There was something in her tone of voice that suggested. .

well, what did it suggest, Van Veeteren wondered. That she had already given up on everything, but nevertheless was determined to live life through to the end?

“Do you go to church, Mrs. Ringmar?”

“Never. Why do you ask?”

“It doesn’t matter. What happened to Rolf?”

“He settled down in Canada. I have. . I’ve never seen him since that evening he left.”

Even though she had been living with that fact for a long time, she found it difficult to say so, that much was obvious.

“He wrote letters, presumably?”

“Two.
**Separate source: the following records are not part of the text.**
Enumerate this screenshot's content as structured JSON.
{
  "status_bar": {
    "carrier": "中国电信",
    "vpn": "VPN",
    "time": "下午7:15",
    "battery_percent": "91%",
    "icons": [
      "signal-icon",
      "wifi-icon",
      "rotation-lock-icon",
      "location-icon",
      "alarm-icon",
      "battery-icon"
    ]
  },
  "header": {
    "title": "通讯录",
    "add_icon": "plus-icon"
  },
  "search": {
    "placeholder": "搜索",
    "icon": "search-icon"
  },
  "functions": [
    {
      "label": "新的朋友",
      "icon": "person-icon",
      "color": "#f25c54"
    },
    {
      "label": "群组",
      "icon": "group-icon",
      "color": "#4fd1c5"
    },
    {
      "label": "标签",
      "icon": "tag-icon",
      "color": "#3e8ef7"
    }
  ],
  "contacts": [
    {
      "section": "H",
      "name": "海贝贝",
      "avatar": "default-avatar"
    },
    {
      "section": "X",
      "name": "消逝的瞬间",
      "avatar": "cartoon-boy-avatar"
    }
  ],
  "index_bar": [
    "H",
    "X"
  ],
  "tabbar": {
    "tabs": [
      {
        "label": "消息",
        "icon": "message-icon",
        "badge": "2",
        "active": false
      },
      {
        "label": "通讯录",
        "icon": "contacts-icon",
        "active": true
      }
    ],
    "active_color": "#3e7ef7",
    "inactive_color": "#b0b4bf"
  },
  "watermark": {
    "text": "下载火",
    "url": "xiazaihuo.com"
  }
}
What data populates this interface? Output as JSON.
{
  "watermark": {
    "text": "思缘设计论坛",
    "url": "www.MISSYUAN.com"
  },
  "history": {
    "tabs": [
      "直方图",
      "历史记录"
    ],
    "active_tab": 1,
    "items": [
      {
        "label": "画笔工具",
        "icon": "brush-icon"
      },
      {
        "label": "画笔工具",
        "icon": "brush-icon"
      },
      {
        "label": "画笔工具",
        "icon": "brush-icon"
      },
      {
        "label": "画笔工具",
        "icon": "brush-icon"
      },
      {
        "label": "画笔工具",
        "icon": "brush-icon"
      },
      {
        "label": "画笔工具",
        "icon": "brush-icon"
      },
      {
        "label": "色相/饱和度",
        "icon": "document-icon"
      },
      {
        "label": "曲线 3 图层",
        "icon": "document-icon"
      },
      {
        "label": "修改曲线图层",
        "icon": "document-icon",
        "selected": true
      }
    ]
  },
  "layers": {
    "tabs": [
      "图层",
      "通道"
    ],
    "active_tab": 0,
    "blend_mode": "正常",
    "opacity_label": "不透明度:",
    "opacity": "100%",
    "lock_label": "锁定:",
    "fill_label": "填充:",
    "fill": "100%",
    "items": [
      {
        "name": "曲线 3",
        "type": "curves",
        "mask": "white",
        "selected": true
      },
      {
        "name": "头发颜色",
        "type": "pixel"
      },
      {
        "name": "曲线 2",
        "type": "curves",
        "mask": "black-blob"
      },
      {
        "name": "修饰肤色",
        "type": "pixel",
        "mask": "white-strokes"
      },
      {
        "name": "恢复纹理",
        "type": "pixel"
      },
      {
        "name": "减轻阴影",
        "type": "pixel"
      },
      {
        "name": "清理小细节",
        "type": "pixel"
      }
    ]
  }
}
One came in 1973, the year he left. The other came two years later. I think. .”

“Yes?”

“I think he was ashamed. It’s possible he wrote to Eva. She claimed he did, in any case, but she never showed me anything. Perhaps she made it up, to make me feel better.”

They sat in silence for a while. Van Veeteren sipped at his coffee; she slid the cookie plate in his direction.
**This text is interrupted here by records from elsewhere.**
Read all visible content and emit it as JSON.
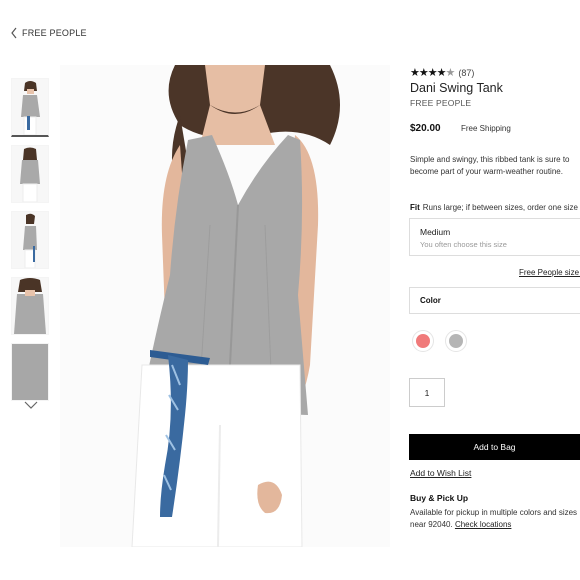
{
  "breadcrumb": {
    "label": "FREE PEOPLE"
  },
  "thumbnails": [
    {
      "name": "front-view"
    },
    {
      "name": "back-view"
    },
    {
      "name": "side-view"
    },
    {
      "name": "detail-view"
    },
    {
      "name": "fabric-swatch"
    }
  ],
  "product": {
    "rating_stars": "★★★★",
    "rating_half": "★",
    "rating_value": 4.5,
    "rating_count": "(87)",
    "title": "Dani Swing Tank",
    "brand": "FREE PEOPLE",
    "price": "$20.00",
    "shipping": "Free Shipping",
    "description": "Simple and swingy, this ribbed tank is sure to become part of your warm-weather routine."
  },
  "fit": {
    "label": "Fit",
    "text": "Runs large; if between sizes, order one size down."
  },
  "size": {
    "value": "Medium",
    "hint": "You often choose this size",
    "guide_link": "Free People size guide"
  },
  "color": {
    "label": "Color",
    "swatches": [
      {
        "name": "coral",
        "hex": "#f07a7a"
      },
      {
        "name": "heather-grey",
        "hex": "#b5b5b5"
      }
    ]
  },
  "quantity": {
    "value": "1"
  },
  "actions": {
    "add_to_bag": "Add to Bag",
    "wish_list": "Add to Wish List"
  },
  "pickup": {
    "heading": "Buy & Pick Up",
    "text": "Available for pickup in multiple colors and sizes near 92040.",
    "link": "Check locations"
  }
}
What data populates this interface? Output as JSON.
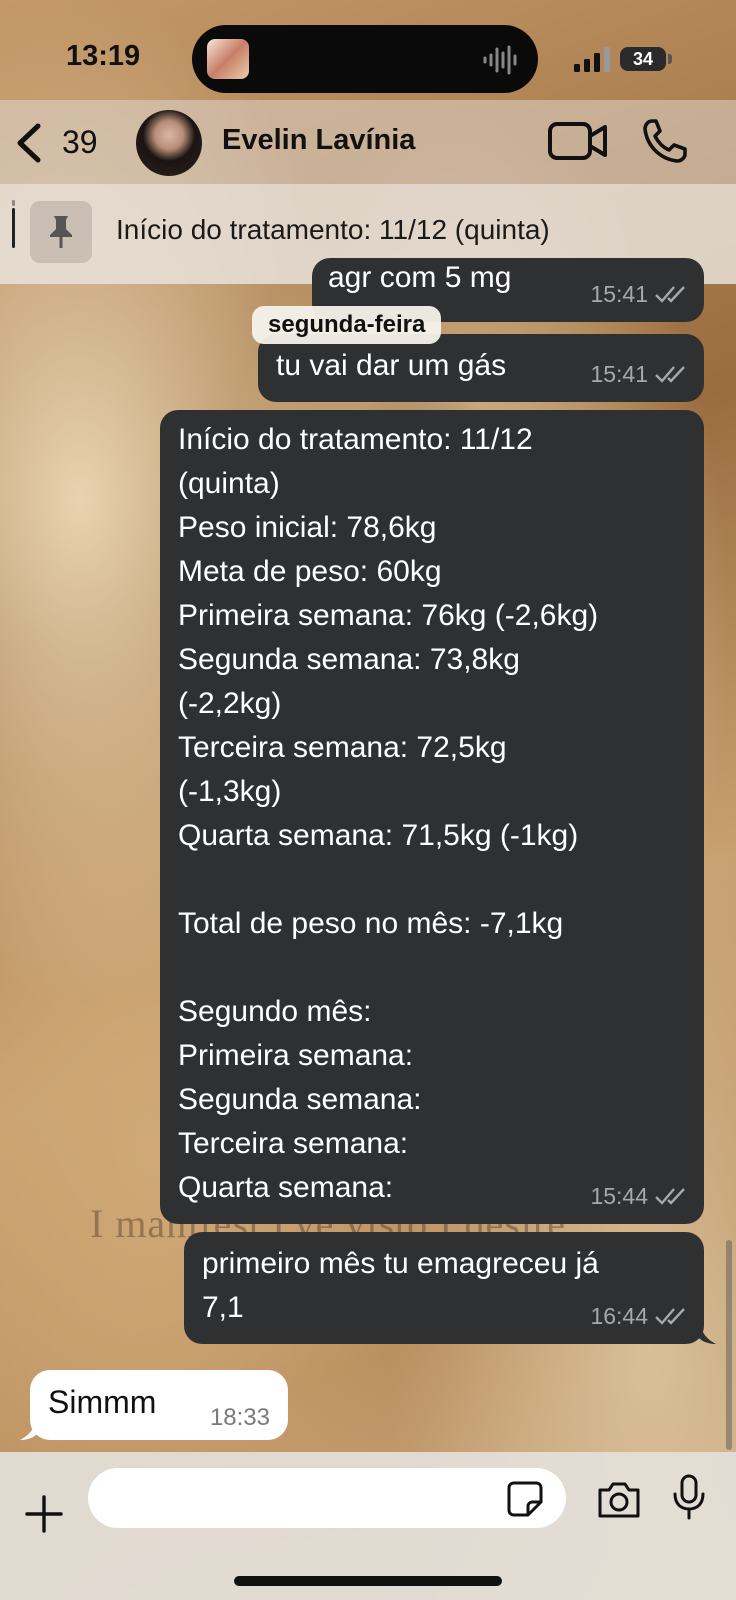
{
  "status_bar": {
    "time": "13:19",
    "battery": "34"
  },
  "header": {
    "back_count": "39",
    "contact_name": "Evelin Lavínia"
  },
  "pinned": {
    "text": "Início do tratamento: 11/12 (quinta)"
  },
  "messages": {
    "partial": {
      "text": "agr com 5 mg",
      "time": "15:41"
    },
    "day_label": "segunda-feira",
    "gas": {
      "text": "tu vai dar um gás",
      "time": "15:41"
    },
    "summary": {
      "lines": [
        "Início do tratamento: 11/12",
        "(quinta)",
        "Peso inicial: 78,6kg",
        "Meta de peso: 60kg",
        "Primeira semana: 76kg (-2,6kg)",
        "Segunda semana: 73,8kg",
        "(-2,2kg)",
        "Terceira semana: 72,5kg",
        "(-1,3kg)",
        "Quarta semana: 71,5kg (-1kg)",
        "",
        "Total de peso no mês: -7,1kg",
        "",
        "Segundo mês:",
        "Primeira semana:",
        "Segunda semana:",
        "Terceira semana:",
        "Quarta semana:"
      ],
      "time": "15:44"
    },
    "first_month": {
      "lines": [
        "primeiro mês tu emagreceu já",
        "7,1"
      ],
      "time": "16:44"
    },
    "incoming": {
      "text": "Simmm",
      "time": "18:33"
    }
  },
  "wallpaper_text": "I manifest I've visto I desire",
  "composer": {
    "placeholder": ""
  },
  "icons": {
    "back": "chevron-left",
    "video": "video-camera",
    "phone": "phone",
    "pin": "pushpin",
    "plus": "plus",
    "sticker": "sticker",
    "camera": "camera",
    "mic": "microphone",
    "read_receipt": "double-check"
  }
}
“When did Eva leave home?”

“Six months after Rolf. She did well in her school-leaving exams and won a place at the University of Karpatz. She was the bright one, I don’t know where she got it from. She read modern languages, and became a teacher, French and English-

but you know that, of course.”

Van Veeteren nodded.

“And then she married that man Berger. Maybe it would have turned out all right, despite everything. After a few years they had a child. Willie. Those were happy years, I think, but then came the accident. He drowned. Our family is jinxed, Mr.

Van Veeteren. I think I’ve been aware of that the whole of my life. That’s the way it is for some people. . There’s nothing you can do about it. . Don’t you think so too?”
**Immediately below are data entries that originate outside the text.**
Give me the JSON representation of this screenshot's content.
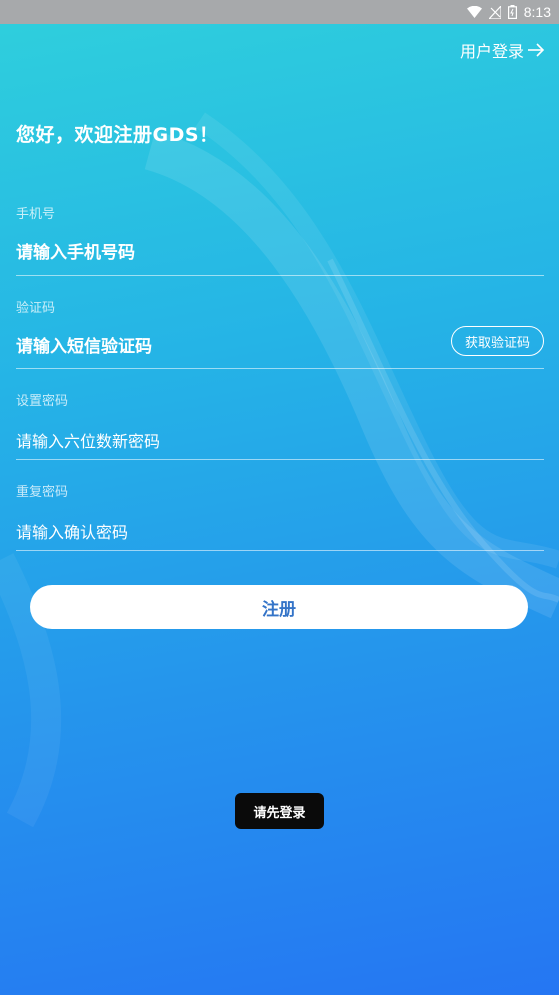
{
  "status_bar": {
    "time": "8:13",
    "icons": [
      "wifi-icon",
      "no-signal-icon",
      "battery-icon"
    ]
  },
  "header": {
    "login_link": "用户登录",
    "login_link_icon": "arrow-right-icon"
  },
  "welcome": "您好，欢迎注册GDS！",
  "form": {
    "phone": {
      "label": "手机号",
      "placeholder": "请输入手机号码"
    },
    "code": {
      "label": "验证码",
      "placeholder": "请输入短信验证码",
      "button": "获取验证码"
    },
    "password": {
      "label": "设置密码",
      "placeholder": "请输入六位数新密码"
    },
    "confirm": {
      "label": "重复密码",
      "placeholder": "请输入确认密码"
    }
  },
  "register_button": "注册",
  "toast": "请先登录",
  "colors": {
    "gradient_top": "#2fd0dc",
    "gradient_bottom": "#2576f3",
    "button_text": "#3474c8",
    "status_bar": "#a7a9ab"
  }
}
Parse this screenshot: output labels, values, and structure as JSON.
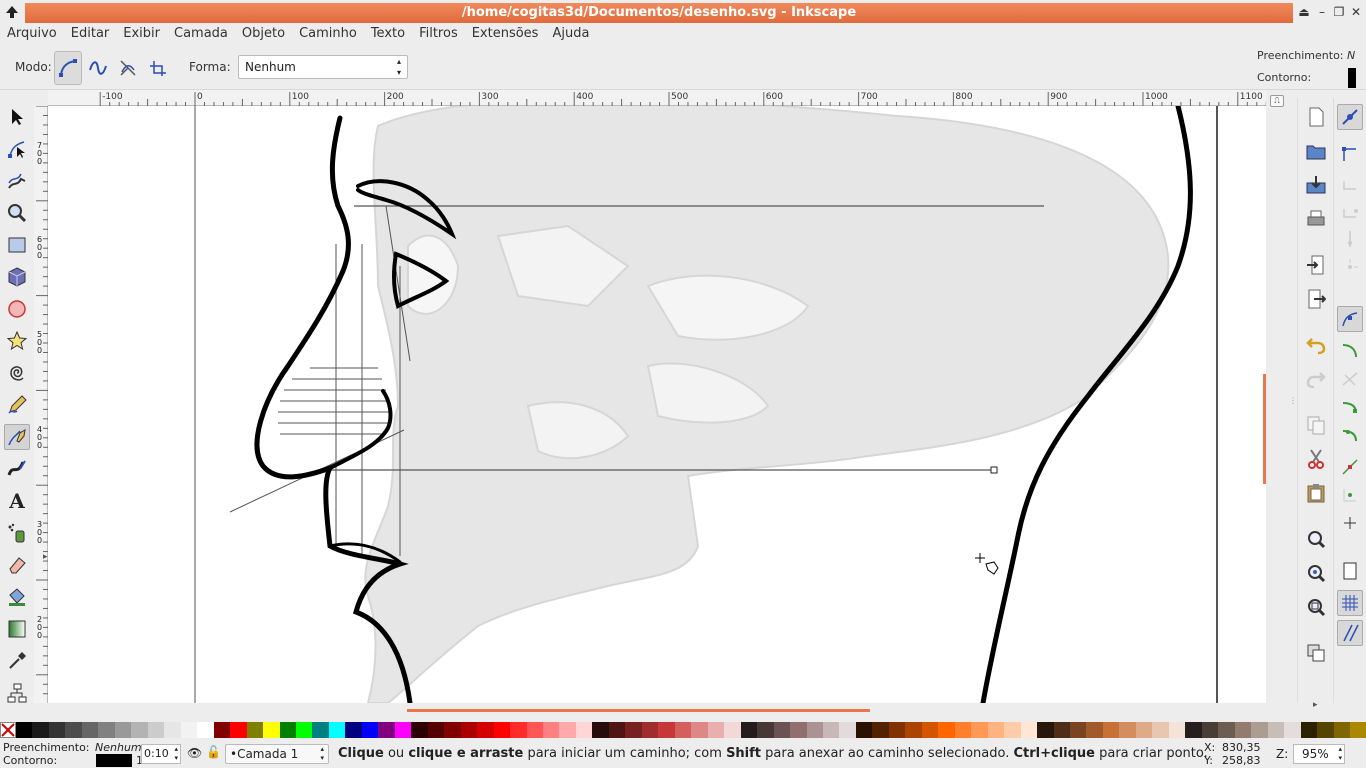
{
  "window": {
    "title": "/home/cogitas3d/Documentos/desenho.svg - Inkscape"
  },
  "menu": [
    "Arquivo",
    "Editar",
    "Exibir",
    "Camada",
    "Objeto",
    "Caminho",
    "Texto",
    "Filtros",
    "Extensões",
    "Ajuda"
  ],
  "toolctrl": {
    "mode_label": "Modo:",
    "shape_label": "Forma:",
    "shape_value": "Nenhum"
  },
  "style_indicator": {
    "fill_label": "Preenchimento:",
    "fill_value": "N",
    "stroke_label": "Contorno:"
  },
  "hruler": {
    "ticks": [
      "-100",
      "0",
      "100",
      "200",
      "300",
      "400",
      "500",
      "600",
      "700",
      "800",
      "900",
      "1000",
      "1100"
    ]
  },
  "vruler": {
    "ticks": [
      "700",
      "600",
      "500",
      "400",
      "300",
      "200"
    ]
  },
  "palette": [
    "#000000",
    "#1a1a1a",
    "#333333",
    "#4d4d4d",
    "#666666",
    "#808080",
    "#999999",
    "#b3b3b3",
    "#cccccc",
    "#e6e6e6",
    "#f2f2f2",
    "#ffffff",
    "#800000",
    "#ff0000",
    "#808000",
    "#ffff00",
    "#008000",
    "#00ff00",
    "#008080",
    "#00ffff",
    "#000080",
    "#0000ff",
    "#800080",
    "#ff00ff",
    "#2b0000",
    "#550000",
    "#800000",
    "#aa0000",
    "#d40000",
    "#ff0000",
    "#ff2a2a",
    "#ff5555",
    "#ff8080",
    "#ffaaaa",
    "#ffd5d5",
    "#280b0b",
    "#501616",
    "#782121",
    "#a02c2c",
    "#c83737",
    "#d35f5f",
    "#de8787",
    "#e9afaf",
    "#f4d7d7",
    "#241c1c",
    "#483737",
    "#6c5353",
    "#916f6f",
    "#ac9393",
    "#c8b7b7",
    "#e3dbdb",
    "#2b1100",
    "#552200",
    "#803300",
    "#aa4400",
    "#d45500",
    "#ff6600",
    "#ff7f2a",
    "#ff9955",
    "#ffb380",
    "#ffccaa",
    "#ffe6d5",
    "#28170b",
    "#502d16",
    "#784421",
    "#a05a2c",
    "#c87137",
    "#d38d5f",
    "#deaa87",
    "#e9c6af",
    "#f4e3d7",
    "#241f1c",
    "#483e37",
    "#6c5d53",
    "#917c6f",
    "#ac9d93",
    "#c8beb7",
    "#e3dedb",
    "#2b2200",
    "#554400",
    "#806600",
    "#aa8800"
  ],
  "status": {
    "fill_label": "Preenchimento:",
    "fill_value": "Nenhum",
    "stroke_label": "Contorno:",
    "stroke_width": "1",
    "opacity_value": "0:10",
    "layer": "•Camada 1",
    "message_parts": [
      "Clique",
      " ou ",
      "clique e arraste",
      " para iniciar um caminho; com ",
      "Shift",
      " para anexar ao caminho selecionado. ",
      "Ctrl+clique",
      " para criar ponto."
    ],
    "x_label": "X:",
    "x_value": "830,35",
    "y_label": "Y:",
    "y_value": "258,83",
    "zoom_label": "Z:",
    "zoom_value": "95%"
  },
  "colors": {
    "title_accent": "#e8774a",
    "canvas": "#ffffff",
    "chrome": "#ededed"
  }
}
Van Veeteren drank the rest of his coffee. Thought fleet-ingly of his own son.

“Yes indeed, Mrs. Ringmar,” he said. “I think you’re absolutely right.”

She smiled wanly. Van Veeteren realized that she was one of those people who have learned to find a certain grim satisfaction in the midst of all the misery. A sort of: What did I tell you, God! I knew You had led me up the garden path from the very start!

“I gather they divorced after the accident?”

“Yes, it wore Eva down, and Andreas couldn’t cope with it all.”

“What do you mean?”

“Well, the loss of Willie, and Eva turning to drink and carrying on. . she was in a home. . for six months-I suppose you know about that?”

Van Veeteren nodded.

“Ah well, that’s the way it went.”

She sighed. But there again, it was not total dejection. Only resignation, a sort of stoic calm in the face of the repugnant realities of life. Van Veeteren found himself feeling something that must have been sympathy for this long-suffering little woman. Warm sympathy. It was not an emotion he was normally prone to feeling, and it was totally unexpected. He sat in silence for a while before asking his next question.

“But she got back on her feet again, your daughter?”

“Oh yes. You could certainly say that. I thought her husband could have helped her a bit more, but she pulled through.

Oh yes.”

“Did you have a lot of contact with your daughter, Mrs.

Ringmar?”

“No, we were never close. I don’t know why, but she had a life of her own. She didn’t turn to me for help, not even then. I think. .”

She fell silent. Chewed at a cookie and appeared to be searching through her memory.

“What do you think, Mrs. Ringmar?”

“I think she thought I had let her down. And Rolf as well.”

“In what way?”

“That I could have protected them more from Walter.”

“Didn’t you do that?”

“I tried to, I suppose, but perhaps it wasn’t enough. I don’t know, Chief Inspector. It’s hard to know things like that.”

There followed a short pause. Van Veeteren carefully brushed a few crumbs onto the floor. He had only two questions left, the ones he had actually come here to ask.